An intrepid mattress-store-monitoring reader notes that the Mattress 1 One (yeah, that’s how the company spells it out) in the northernmost spot of the strip center at S. Shepherd and W. Alabama across from CVS has closed down. Desperate mattress seekers need not worry, though: Plenty more outlets are available to pick up the slack. A note taped to the front door of the spot at 3101 S. Shepherd Dr., which despite the prominently placed Kensinger Donnelly FOR LEASE signs on the space insists that the location is only “closed for renovation,” directs would-be customers to the chain’s nearest still-open store: a full 3 blocks north on Shepherd, just south of Westheimer.
If that location doesn’t work for you, the Texas-and-Florida mattress chain lists a total of 16 Mattress 1 One locations within a 5-mile radius — though that includes the still-listed Shepherd-and-Alabama spot. And don’t forget competitor Mattress Firm, which has 18 locations of its own within that same area.
- Previously on Swamplot: Latest Addition Brings Mattress Store Count to 9 within Half a Mile of Rice Village;Â How It Came To Be That 2 Separate Mattress Stores with the Same Name Are Now Open Side by Side on Westheimer;Â Your Map to Houston Mattress Chain Stores;Â How and Where Mattress Firm Is Conquering Houston, One Sleepy Strip Center Storefront at a Time
Photos: Margo
I didn’t think it was possible for mattress stores to close (save for mergers or buyouts).

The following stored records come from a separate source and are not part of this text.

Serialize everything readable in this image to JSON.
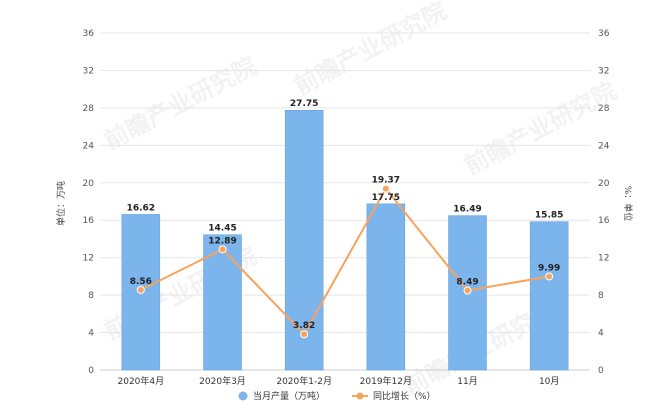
{
  "chart_data": {
    "type": "bar",
    "categories": [
      "2020年4月",
      "2020年3月",
      "2020年1-2月",
      "2019年12月",
      "11月",
      "10月"
    ],
    "series": [
      {
        "name": "当月产量（万吨）",
        "kind": "bar",
        "axis": "left",
        "values": [
          16.62,
          14.45,
          27.75,
          17.75,
          16.49,
          15.85
        ]
      },
      {
        "name": "同比增长（%）",
        "kind": "line",
        "axis": "right",
        "values": [
          8.56,
          12.89,
          3.82,
          19.37,
          8.49,
          9.99
        ]
      }
    ],
    "ylabel": "单位：万吨",
    "y2label": "%：单位",
    "ylim": [
      0,
      36
    ],
    "y2lim": [
      0,
      36
    ],
    "yticks": [
      0,
      4,
      8,
      12,
      16,
      20,
      24,
      28,
      32,
      36
    ],
    "y2ticks": [
      0,
      4,
      8,
      12,
      16,
      20,
      24,
      28,
      32,
      36
    ],
    "legend_position": "bottom-center",
    "grid": true,
    "colors": {
      "bar": "#7cb5ec",
      "bar_border": "#5b9bd5",
      "line": "#f7a35c",
      "grid": "#e6e6e6"
    },
    "watermark": "前瞻产业研究院"
  }
}
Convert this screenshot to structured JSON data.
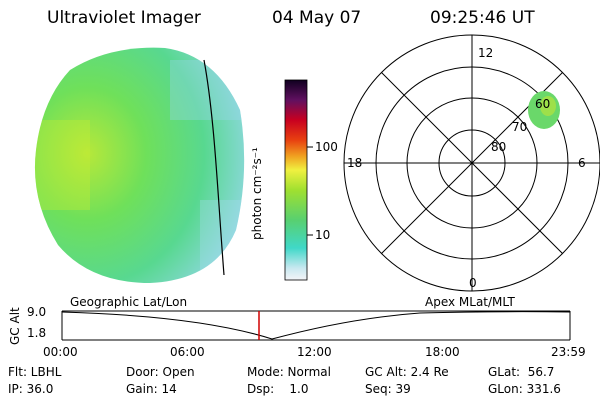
{
  "header": {
    "instrument": "Ultraviolet Imager",
    "date": "04 May 07",
    "time": "09:25:46 UT"
  },
  "colorbar": {
    "unit_label": "photon cm⁻²s⁻¹",
    "ticks": [
      "100",
      "10"
    ]
  },
  "polar_plot": {
    "mlt_labels": {
      "top": "12",
      "left": "18",
      "right": "6",
      "bottom": "0"
    },
    "lat_labels": [
      "60",
      "70",
      "80"
    ]
  },
  "timeline": {
    "left_label": "Geographic Lat/Lon",
    "right_label": "Apex MLat/MLT",
    "ylabel": "GC Alt",
    "y_ticks": [
      "9.0",
      "1.8"
    ],
    "x_ticks": [
      "00:00",
      "06:00",
      "12:00",
      "18:00",
      "23:59"
    ]
  },
  "info": {
    "flt": "Flt: LBHL",
    "ip": "IP: 36.0",
    "door": "Door: Open",
    "gain": "Gain: 14",
    "mode": "Mode: Normal",
    "dsp": "Dsp:    1.0",
    "gcalt": "GC Alt: 2.4 Re",
    "seq": "Seq: 39",
    "glat": "GLat:  56.7",
    "glon": "GLon: 331.6"
  },
  "colors": {
    "earth_green": "#5ad66a",
    "earth_light": "#8fe34a",
    "earth_cyan": "#6fd2b8",
    "marker_red": "#d00000"
  }
}
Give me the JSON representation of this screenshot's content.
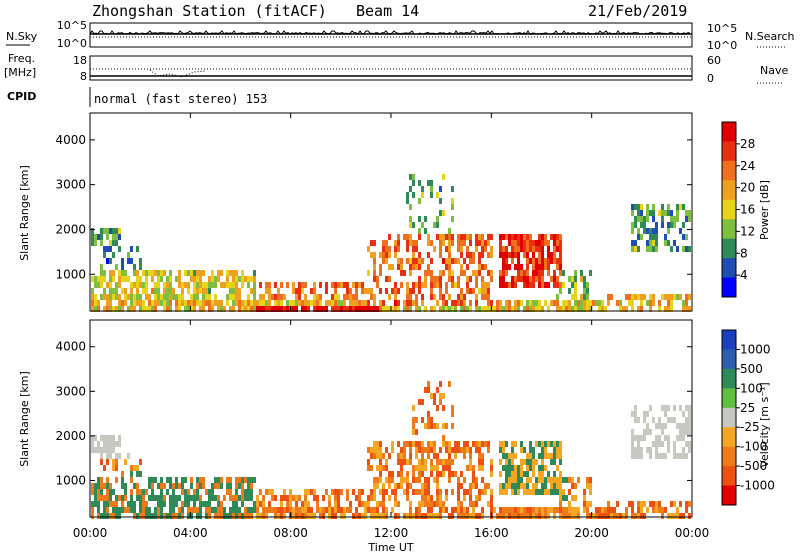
{
  "header": {
    "station": "Zhongshan Station (fitACF)",
    "beam": "Beam 14",
    "date": "21/Feb/2019"
  },
  "top_panels": {
    "nsky_label": "N.Sky",
    "nsearch_label": "N.Search",
    "noise_ticks": [
      "10^5",
      "10^0"
    ],
    "freq_label_1": "Freq.",
    "freq_label_2": "[MHz]",
    "freq_ticks": [
      "18",
      "8"
    ],
    "nave_label": "Nave",
    "nave_ticks": [
      "60",
      "0"
    ],
    "cpid_label": "CPID",
    "cpid_text": "normal (fast stereo) 153"
  },
  "x_axis": {
    "label": "Time UT",
    "ticks": [
      "00:00",
      "04:00",
      "08:00",
      "12:00",
      "16:00",
      "20:00",
      "00:00"
    ]
  },
  "colors": {
    "power_scale": [
      "#0000ff",
      "#1e4db3",
      "#2e8b57",
      "#7fbf3f",
      "#e6d31a",
      "#f0a020",
      "#f07020",
      "#e83010",
      "#e00000"
    ],
    "velocity_scale": [
      "#1a3fbf",
      "#2a5faf",
      "#2e8b57",
      "#5fbf3f",
      "#c8c8c0",
      "#f5a623",
      "#f07a1a",
      "#ee5010",
      "#e00000"
    ]
  },
  "chart_data": [
    {
      "type": "heatmap",
      "quantity": "power",
      "ylabel": "Slant Range [km]",
      "yticks": [
        1000,
        2000,
        3000,
        4000
      ],
      "ylim": [
        180,
        4600
      ],
      "xlim": [
        0,
        24
      ],
      "colorbar": {
        "label": "Power [dB]",
        "ticks": [
          "4",
          "8",
          "12",
          "16",
          "20",
          "24",
          "28"
        ],
        "range": [
          0,
          30
        ]
      }
    },
    {
      "type": "heatmap",
      "quantity": "velocity",
      "ylabel": "Slant Range [km]",
      "yticks": [
        1000,
        2000,
        3000,
        4000
      ],
      "ylim": [
        180,
        4600
      ],
      "xlim": [
        0,
        24
      ],
      "colorbar": {
        "label": "Velocity [m s⁻¹]",
        "ticks": [
          "1000",
          "500",
          "100",
          "25",
          "-25",
          "-100",
          "-500",
          "-1000"
        ]
      }
    }
  ]
}
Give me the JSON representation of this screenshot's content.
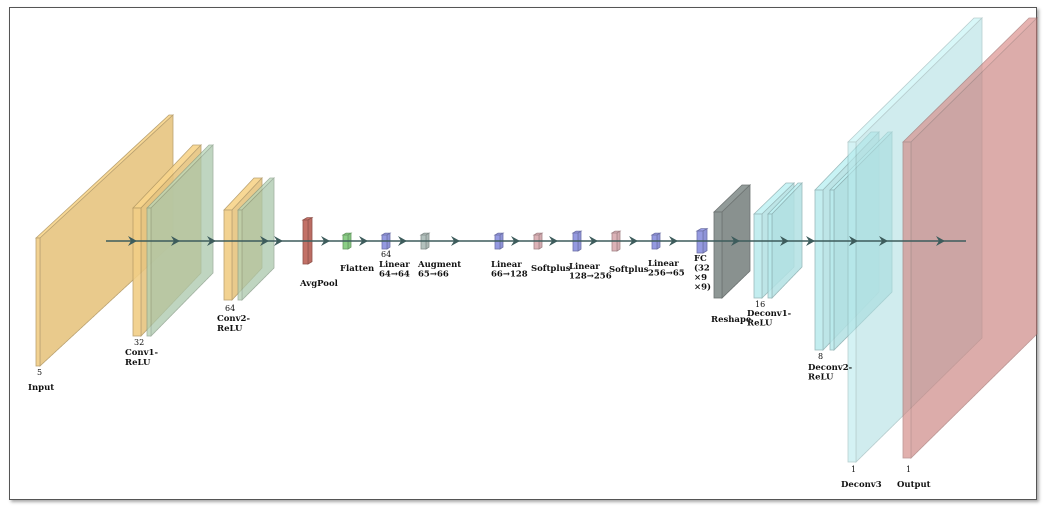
{
  "colors": {
    "conv": "#f8d48a",
    "conv_relu": "#b7d6b8",
    "pool": "#c9746a",
    "flatten": "#8fd48a",
    "linear": "#9a9fe8",
    "augment": "#b9c7c3",
    "softplus": "#e3b8bd",
    "reshape": "#8d9694",
    "deconv": "#bff2f4",
    "output": "#d98a86",
    "arrow": "#3d5c5c"
  },
  "layers": {
    "input": {
      "label": "Input",
      "dim": "5"
    },
    "conv1": {
      "label": [
        "Conv1-",
        "ReLU"
      ],
      "dim": "32"
    },
    "conv2": {
      "label": [
        "Conv2-",
        "ReLU"
      ],
      "dim": "64"
    },
    "avgpool": {
      "label": "AvgPool"
    },
    "flatten": {
      "label": "Flatten"
    },
    "linear1": {
      "label": [
        "Linear",
        "64→64"
      ],
      "dim": "64"
    },
    "augment": {
      "label": [
        "Augment",
        "65→66"
      ]
    },
    "linear2": {
      "label": [
        "Linear",
        "66→128"
      ]
    },
    "softplus1": {
      "label": "Softplus"
    },
    "linear3": {
      "label": [
        "Linear",
        "128→256"
      ]
    },
    "softplus2": {
      "label": "Softplus"
    },
    "linear4": {
      "label": [
        "Linear",
        "256→65"
      ]
    },
    "fc": {
      "label": [
        "FC",
        "(32",
        "×9",
        "×9)"
      ]
    },
    "reshape": {
      "label": "Reshape"
    },
    "deconv1": {
      "label": [
        "Deconv1-",
        "ReLU"
      ],
      "dim": "16"
    },
    "deconv2": {
      "label": [
        "Deconv2-",
        "ReLU"
      ],
      "dim": "8"
    },
    "deconv3": {
      "label": "Deconv3",
      "dim": "1"
    },
    "output": {
      "label": "Output",
      "dim": "1"
    }
  }
}
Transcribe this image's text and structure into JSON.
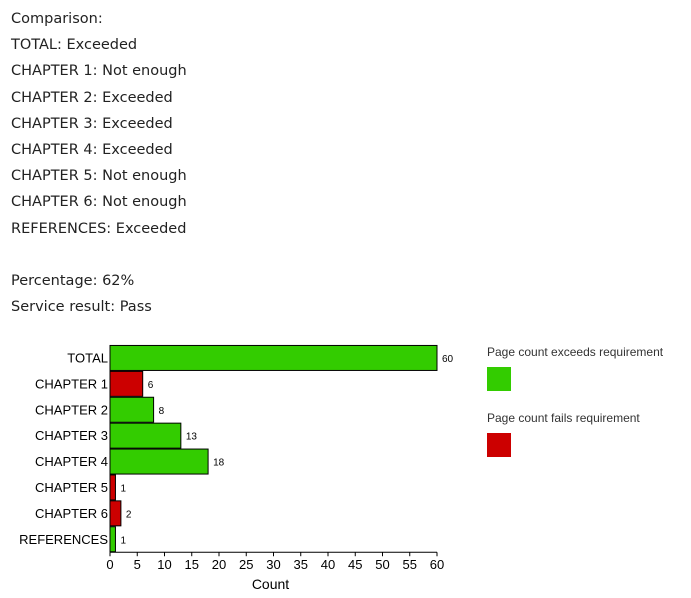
{
  "summary": {
    "heading": "Comparison:",
    "rows": [
      "TOTAL: Exceeded",
      "CHAPTER 1: Not enough",
      "CHAPTER 2: Exceeded",
      "CHAPTER 3: Exceeded",
      "CHAPTER 4: Exceeded",
      "CHAPTER 5: Not enough",
      "CHAPTER 6: Not enough",
      "REFERENCES: Exceeded"
    ],
    "percentage": "Percentage: 62%",
    "service_result": "Service result: Pass"
  },
  "legend": {
    "items": [
      {
        "label": "Page count exceeds requirement",
        "color": "#33cc00"
      },
      {
        "label": "Page count fails requirement",
        "color": "#cc0000"
      }
    ]
  },
  "chart_data": {
    "type": "bar",
    "orientation": "horizontal",
    "categories": [
      "TOTAL",
      "CHAPTER 1",
      "CHAPTER 2",
      "CHAPTER 3",
      "CHAPTER 4",
      "CHAPTER 5",
      "CHAPTER 6",
      "REFERENCES"
    ],
    "values": [
      60,
      6,
      8,
      13,
      18,
      1,
      2,
      1
    ],
    "status": [
      "exceeds",
      "fails",
      "exceeds",
      "exceeds",
      "exceeds",
      "fails",
      "fails",
      "exceeds"
    ],
    "colors": {
      "exceeds": "#33cc00",
      "fails": "#cc0000"
    },
    "data_labels": [
      "60",
      "6",
      "8",
      "13",
      "18",
      "1",
      "2",
      "1"
    ],
    "xlabel": "Count",
    "xlim": [
      0,
      60
    ],
    "xticks": [
      0,
      5,
      10,
      15,
      20,
      25,
      30,
      35,
      40,
      45,
      50,
      55,
      60
    ],
    "grid": false,
    "legend_position": "right"
  }
}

Also, the name “Mattress 1 One” is a terrible name. I know only one one (heh) is used when you say it out loud, but still. I guess the original owner thought that redundancy of the store name would be a good way to drum up publicity?
mattress 2 have a better staff anyway and there store is clean.
Many years ago this was a thriving, happy planet – people, cities, shops, a normal world. Except that on the high streets of these cities there were slightly more mattress shops than one might have thought necessary. And slowly, insidiously, the number of the mattress shops were increasing. It’s a well-known economic phenomenon but tragic to see it in operation, for the more mattress shops there were, the more mattresses they had to make and the worse and more unsleepable they became. And the worse they were to sleep on, the more people had to buy to keep themselves sleeping, and the more the shops proliferated, until the whole economy of the place passed what I believe is termed the Mattress Event Horizon, and it became no longer economically possible to build anything other than mattress shops. Result – collapse, ruin and famine. Most of the population died out.
Oh no – now I have to drive a few more blocks to find another mattress store! This also applies to every other mattress store in the greater Houston area.
Yeah, but the problem is, you get rid of one and four more grow back in its place.
There has got to be some kind of conspiracy going on. There is never anyone in any of their locations or MatressFirm at any time of day except the person that works there. There are 2 Matress1One locations right across the street from each other at Richmond and 610. Anywhere there is a Starbucks, there is a mattress store very close by. I have no knowledge of anyone, or anyone that knows anyone that has purchased a mattress from either of these two stores. Someone please explain how and why
http://freakonomics.com/podcast/mattress-store-bubble/
Freakonomics did a podcast on Mattress stores in Houston.